We should remember that climate research is not an obscure area or of science but something on which governments make major and lasting decisions. It surprised me that there was not an innate culture of making the data and research generally available. The CRU is effectively a publicly funded body (as far as I know there is minimal industrial funding) and I believe there is a natural moral, ethical and political imperative to make the results widely available. The FOI requests should have been seen as a symptom of the problem of not making data available rather than as, it appears, being regarded as irritation from outsiders. Whatever the rights and wrongs, it was a situation with a high probability of ending in public disaster (as it did).
I was sufficiently concerned that I spoke at the end and although I do not have my exact words I said something like the following:
“I am a Chemist and a data libertarian. I am not an expert in climate change but I believe that I could understand and contribute to some parts of climate research (e.g. data analysis and computational science and I do not accept the need for a priesthood. In my advocacy for publishing Open Data I encounter many fields where scientists and publishers are actively working to make data openly available. The pioneers of genome research and structural biology fought their culture (which included major commercial interests) to ensure that the results of the work was universally available. I see other areas where scientific papers cannot now be published unless the scientists also make their data available at time of publication. Climate research appears to have generated a priesthood which controls the release of information. For a science with global implications this is not acceptable.”
This will not be my last blog post on this issue. I was sparked into action when I heard a talk in Cambridge by Nigel Lawson (Margaret Thatcher’s Chancellor of the Exchequer). Lawson argued (using proof by political assertion) that climate change research was a conspiracy. He has now set up a foundation to challenge the mainstream view (The Global Warming Policy Foundation). However I realized while listening to him that I did not have compelling incontrovertible Scientific Data and arguments that I could use to challenge his views. This is an untenable position for a scientist and so I believe I must educate myself and my fellow scientists about which pieces of information are genuine.

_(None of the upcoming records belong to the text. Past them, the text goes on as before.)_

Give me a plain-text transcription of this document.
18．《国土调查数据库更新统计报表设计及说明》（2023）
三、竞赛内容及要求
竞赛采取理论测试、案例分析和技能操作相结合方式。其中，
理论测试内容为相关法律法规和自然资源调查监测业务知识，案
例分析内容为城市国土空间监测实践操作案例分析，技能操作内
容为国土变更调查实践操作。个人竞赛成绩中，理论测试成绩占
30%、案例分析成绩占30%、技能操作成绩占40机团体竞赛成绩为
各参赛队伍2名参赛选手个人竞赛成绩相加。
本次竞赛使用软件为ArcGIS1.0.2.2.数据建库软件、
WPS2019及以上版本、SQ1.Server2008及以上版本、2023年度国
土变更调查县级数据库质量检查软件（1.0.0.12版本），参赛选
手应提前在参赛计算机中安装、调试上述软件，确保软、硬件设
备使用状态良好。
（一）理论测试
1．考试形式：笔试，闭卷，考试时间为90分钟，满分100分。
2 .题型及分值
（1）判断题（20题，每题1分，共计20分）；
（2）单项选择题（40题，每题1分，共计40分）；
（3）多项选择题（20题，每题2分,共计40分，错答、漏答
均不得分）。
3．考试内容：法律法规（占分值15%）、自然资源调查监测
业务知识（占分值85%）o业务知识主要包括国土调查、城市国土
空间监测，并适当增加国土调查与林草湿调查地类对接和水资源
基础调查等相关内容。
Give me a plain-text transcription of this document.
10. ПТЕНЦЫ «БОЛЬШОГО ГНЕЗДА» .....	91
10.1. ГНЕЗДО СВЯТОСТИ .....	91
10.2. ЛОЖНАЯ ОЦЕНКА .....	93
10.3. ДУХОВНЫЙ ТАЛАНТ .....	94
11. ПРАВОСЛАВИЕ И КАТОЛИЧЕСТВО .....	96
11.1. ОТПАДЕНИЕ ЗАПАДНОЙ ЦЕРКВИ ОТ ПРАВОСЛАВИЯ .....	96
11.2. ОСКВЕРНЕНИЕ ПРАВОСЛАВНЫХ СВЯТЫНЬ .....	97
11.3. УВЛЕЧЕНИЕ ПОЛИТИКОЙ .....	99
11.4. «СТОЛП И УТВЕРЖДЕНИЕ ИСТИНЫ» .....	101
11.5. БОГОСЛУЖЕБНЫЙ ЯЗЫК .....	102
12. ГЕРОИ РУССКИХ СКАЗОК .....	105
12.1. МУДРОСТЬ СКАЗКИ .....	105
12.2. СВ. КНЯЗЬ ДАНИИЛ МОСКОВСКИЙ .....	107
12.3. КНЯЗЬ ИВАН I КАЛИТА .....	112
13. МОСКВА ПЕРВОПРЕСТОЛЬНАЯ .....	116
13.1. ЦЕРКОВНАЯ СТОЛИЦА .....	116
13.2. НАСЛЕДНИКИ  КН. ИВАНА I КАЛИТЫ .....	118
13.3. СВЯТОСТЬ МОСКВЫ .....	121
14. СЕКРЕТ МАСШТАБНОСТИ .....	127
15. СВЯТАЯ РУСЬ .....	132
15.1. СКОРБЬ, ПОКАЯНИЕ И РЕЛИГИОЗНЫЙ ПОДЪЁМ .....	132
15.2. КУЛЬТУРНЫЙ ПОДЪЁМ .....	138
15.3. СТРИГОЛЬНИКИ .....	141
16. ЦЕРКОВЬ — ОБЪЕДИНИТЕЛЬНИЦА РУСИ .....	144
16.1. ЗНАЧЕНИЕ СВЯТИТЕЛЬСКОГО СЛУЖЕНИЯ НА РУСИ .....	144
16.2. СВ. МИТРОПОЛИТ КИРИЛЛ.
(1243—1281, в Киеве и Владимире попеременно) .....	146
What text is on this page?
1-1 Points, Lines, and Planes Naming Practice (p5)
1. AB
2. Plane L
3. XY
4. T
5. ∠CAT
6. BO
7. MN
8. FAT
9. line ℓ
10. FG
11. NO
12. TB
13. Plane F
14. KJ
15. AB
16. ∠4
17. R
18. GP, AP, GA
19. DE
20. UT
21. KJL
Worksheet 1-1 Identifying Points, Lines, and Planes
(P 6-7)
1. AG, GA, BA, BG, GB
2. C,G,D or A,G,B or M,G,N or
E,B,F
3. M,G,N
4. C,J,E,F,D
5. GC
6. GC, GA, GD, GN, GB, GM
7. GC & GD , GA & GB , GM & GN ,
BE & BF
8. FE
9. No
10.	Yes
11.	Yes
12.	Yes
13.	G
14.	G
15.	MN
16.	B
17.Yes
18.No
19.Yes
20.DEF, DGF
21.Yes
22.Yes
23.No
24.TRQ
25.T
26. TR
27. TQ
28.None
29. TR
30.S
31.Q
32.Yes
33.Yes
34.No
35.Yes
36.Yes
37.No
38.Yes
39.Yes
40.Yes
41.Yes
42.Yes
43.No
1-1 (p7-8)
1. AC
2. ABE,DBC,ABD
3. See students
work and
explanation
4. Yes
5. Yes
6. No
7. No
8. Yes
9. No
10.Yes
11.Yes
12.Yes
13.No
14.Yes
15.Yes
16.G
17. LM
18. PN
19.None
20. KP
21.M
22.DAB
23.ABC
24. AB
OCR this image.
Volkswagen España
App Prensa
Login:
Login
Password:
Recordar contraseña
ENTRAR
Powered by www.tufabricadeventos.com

To do this we have to develop a culture of Openness and a number of us discussed the problem at the Open Knowledge Foundation’s OKCon earlier this year. Although much has been written and continues to be written on climate research there is no Open repository of information.
The OKF’s goal is to create or expose Open resources. We are currently thinking about how to do this for climate research. We have to be extremely careful that we do not “take sides” and that our role is strictly limited to identification of Open resources.